En tant que citoyen québécois, montréalais et consommateur, je suis choqué de constater combien se multiplient au fil des ans les difficultés à obtenir dans ma vie quotidienne des services en français adéquats de la part d'entreprises privées faisant affaires au Québec, en dérogation flagrante de la Charte de la langue française et dans l'irrespect de la clientèle.

À l'automne 2011, il m'a été impossible de rejoindre par téléphone un représentant francophone du service à la clientèle de Timex Canada sur sa ligne « 1-800 », l'option du service en français menant systématiquement à un répondeur, contrairement au service en anglais. La correspondance écrite était dans un français bourré de fautes et souvent incompréhensible.

À l'occasion d'une réparation effectuée par Apple Canada au début de 2012, les services en français se sont avérés inadéquats à plusieurs égards. Les bordereaux de livraison, y compris les instructions à l'intention du client, étaient uniquement en anglais. On ma fait attendre au téléphone pendant près de 30 minutes, après que j'aie refusé de discuter avec un technicien unilingue anglais. Le courriel me permettant de vérifier l'état de ma livraison menait à un site en anglais, tandis que le reçu de paiement pour la réparation était presque exclusivement en anglais, y compris la description des travaux effectués.

En février 2012, un livreur d'UPS Canada se présentant à mon domicile était incapable de s'exprimer en français, ne serait-ce que pour me saluer, et ne comprenait même pas la question « avez-vous besoin d'une signature? » !

Quelques constats s'imposent :

1. Les entreprises délinquantes ne sont pas des PME « qui ont d'autres priorités » ou, pour reprendre un cliché, des dépanneurs tenus par des Québécois d'origine asiatique. Nous avons plutôt affaires ici à des multinationales implantées depuis longtemps au Québec, qui ont les moyens d'assurer la qualité du service à la clientèle mais qui se cantonnent à une attitude de négligence ou d'indifférence.

2. Il ne s'agit pas de situations circonstancielles, puisque celles-ci tendent à se produire à répétition. En 2010, je recevais dans un Apple Store un devis de réparation en anglais seulement, faute de l'avoir exigé en français. Cette pratique est toujours en vigueur aujourd'hui.

3. Formuler une plainte pour des services en français déficients peut s'avérer un parcours du combattant, soit parce que le formulaire de plainte en ligne ne permet pas de sélectionner un problème relatif à la langue de service (Apple Canada), soit parce qu'on n'obtient carrément pour aucune réponse (UPS Canada). Et la plupart du temps, lorsqu'on parvient à discuter avec un représentant, personne ne semble  trouver la situation problématique.

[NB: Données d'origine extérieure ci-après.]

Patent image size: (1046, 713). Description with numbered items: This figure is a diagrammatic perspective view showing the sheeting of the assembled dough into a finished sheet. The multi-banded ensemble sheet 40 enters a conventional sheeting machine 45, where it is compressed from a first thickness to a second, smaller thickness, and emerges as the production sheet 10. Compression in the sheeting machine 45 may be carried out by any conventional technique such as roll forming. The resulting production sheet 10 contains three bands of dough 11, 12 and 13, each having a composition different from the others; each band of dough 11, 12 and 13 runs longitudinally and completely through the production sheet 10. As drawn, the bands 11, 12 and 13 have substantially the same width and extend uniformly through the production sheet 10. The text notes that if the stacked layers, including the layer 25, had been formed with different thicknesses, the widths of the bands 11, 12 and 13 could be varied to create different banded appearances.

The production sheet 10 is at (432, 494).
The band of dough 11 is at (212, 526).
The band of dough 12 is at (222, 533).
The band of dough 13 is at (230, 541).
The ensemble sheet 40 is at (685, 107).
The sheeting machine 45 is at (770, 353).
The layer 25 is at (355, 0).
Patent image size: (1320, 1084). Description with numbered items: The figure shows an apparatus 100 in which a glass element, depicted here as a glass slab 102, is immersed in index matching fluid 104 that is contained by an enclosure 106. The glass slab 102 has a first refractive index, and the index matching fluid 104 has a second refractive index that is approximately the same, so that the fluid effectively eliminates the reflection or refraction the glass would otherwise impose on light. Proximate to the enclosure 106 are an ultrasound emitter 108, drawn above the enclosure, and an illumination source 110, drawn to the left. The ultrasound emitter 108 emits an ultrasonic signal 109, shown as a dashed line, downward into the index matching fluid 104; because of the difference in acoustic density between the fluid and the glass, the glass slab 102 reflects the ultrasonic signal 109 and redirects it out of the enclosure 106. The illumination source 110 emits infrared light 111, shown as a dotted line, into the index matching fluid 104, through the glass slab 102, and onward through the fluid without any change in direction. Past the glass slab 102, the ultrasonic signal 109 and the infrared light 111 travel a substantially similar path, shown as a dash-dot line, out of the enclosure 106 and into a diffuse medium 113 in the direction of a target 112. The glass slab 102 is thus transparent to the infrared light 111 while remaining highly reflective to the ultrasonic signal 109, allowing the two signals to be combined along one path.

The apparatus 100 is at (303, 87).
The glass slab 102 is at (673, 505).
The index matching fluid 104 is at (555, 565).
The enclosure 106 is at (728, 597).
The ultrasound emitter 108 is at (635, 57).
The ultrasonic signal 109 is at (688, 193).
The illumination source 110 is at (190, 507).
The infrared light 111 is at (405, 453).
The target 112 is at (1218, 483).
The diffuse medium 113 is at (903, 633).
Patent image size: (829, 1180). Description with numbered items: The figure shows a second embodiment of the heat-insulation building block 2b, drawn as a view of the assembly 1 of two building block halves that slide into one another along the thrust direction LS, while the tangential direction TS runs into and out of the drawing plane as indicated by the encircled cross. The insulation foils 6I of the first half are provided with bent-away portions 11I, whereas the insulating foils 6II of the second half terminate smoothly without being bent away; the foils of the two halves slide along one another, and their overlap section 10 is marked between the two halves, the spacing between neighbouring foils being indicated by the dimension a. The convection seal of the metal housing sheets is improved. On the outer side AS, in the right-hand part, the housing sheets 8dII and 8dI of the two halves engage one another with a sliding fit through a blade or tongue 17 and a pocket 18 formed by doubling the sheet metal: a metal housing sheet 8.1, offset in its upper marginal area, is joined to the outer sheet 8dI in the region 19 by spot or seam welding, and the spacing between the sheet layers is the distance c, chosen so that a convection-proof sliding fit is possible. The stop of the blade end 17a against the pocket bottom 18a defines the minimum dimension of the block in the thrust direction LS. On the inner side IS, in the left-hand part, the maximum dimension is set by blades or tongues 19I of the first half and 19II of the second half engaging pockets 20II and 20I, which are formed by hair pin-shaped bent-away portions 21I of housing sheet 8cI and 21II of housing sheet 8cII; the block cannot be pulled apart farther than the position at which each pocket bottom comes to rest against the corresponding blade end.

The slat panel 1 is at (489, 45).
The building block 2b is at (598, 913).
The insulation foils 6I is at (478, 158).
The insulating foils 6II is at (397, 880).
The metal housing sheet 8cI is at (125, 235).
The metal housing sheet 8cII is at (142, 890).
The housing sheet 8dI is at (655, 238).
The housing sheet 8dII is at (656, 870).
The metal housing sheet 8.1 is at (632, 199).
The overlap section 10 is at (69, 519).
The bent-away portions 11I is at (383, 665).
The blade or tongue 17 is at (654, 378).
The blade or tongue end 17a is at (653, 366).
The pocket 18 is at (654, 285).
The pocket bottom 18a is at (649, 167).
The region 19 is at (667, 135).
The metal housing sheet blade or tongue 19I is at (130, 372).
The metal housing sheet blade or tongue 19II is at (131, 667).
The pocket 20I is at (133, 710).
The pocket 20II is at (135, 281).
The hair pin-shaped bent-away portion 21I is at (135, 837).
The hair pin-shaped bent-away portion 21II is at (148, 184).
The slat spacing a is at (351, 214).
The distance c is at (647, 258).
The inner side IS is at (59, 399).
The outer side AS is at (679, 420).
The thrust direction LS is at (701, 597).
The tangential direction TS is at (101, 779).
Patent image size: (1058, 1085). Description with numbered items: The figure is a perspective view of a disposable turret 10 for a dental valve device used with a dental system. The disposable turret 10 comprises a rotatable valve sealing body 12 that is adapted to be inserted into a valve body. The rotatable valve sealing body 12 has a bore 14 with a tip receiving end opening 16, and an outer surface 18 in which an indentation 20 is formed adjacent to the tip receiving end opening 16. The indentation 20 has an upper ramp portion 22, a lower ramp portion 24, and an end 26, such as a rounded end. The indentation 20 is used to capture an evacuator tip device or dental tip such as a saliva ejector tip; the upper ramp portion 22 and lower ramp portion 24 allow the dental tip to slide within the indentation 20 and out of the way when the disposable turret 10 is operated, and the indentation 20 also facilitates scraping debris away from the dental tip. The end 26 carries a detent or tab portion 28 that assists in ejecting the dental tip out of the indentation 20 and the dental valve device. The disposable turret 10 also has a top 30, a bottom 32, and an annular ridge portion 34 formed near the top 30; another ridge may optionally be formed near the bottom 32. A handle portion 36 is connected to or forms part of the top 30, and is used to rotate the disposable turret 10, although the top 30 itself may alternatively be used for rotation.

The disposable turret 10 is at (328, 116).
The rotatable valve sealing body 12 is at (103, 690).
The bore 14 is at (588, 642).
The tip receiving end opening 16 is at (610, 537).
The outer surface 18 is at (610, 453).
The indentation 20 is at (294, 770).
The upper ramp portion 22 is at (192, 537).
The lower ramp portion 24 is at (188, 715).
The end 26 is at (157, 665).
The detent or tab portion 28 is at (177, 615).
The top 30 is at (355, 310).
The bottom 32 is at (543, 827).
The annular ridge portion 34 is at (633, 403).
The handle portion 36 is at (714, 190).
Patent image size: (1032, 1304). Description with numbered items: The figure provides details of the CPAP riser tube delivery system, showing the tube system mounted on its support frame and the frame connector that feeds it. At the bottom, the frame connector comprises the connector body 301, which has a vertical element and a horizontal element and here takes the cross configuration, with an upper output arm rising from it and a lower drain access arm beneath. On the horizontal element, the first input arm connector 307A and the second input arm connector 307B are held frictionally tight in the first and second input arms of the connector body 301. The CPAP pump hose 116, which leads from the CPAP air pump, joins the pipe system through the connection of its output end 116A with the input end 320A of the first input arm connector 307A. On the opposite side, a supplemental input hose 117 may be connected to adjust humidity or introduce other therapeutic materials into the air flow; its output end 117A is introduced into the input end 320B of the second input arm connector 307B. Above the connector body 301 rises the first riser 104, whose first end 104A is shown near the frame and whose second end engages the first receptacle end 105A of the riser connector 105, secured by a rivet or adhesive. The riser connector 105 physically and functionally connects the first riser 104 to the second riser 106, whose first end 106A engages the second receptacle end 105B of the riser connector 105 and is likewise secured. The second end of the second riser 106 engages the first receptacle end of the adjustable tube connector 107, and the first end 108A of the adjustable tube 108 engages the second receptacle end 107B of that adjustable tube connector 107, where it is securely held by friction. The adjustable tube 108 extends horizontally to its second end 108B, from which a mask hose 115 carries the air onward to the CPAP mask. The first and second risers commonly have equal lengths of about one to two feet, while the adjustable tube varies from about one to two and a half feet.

4. Paradoxalement, les rares explications évoquées pour justifier des services en français inadéquats relèvent de l'utilisation de technologies de l'information ou encore de méthodes de gestion supposément destinées à améliorer le service à la clientèle : « Notre gestion des communications est centralisée et notre siège social est situé aux États-Unis, il n'est pas facile de faire modifier une numéro de téléphone dans notre site web » (sic); « Notre logiciel de facturation émet par défaut des états de compte en anglais, il faut choisir l'option en français à chaque fois» (re-sic).

Il semble hélas que les plaintes systématiques, tant auprès des entreprises délinquantes que de l'Office québécois de la langue française, soient la seule option qui reste au citoyen et consommateur qui n'a pas envie d'abdiquer ses droits, et ce, sans garantie de succès. Comme me l'expliquait candidement (mais combien honnêtement) un représentant d'Apple Canada, « si la compagnie ne reçoit pas beaucoup de plaintes comme la vôtre, il est peu probable que les choses changent ».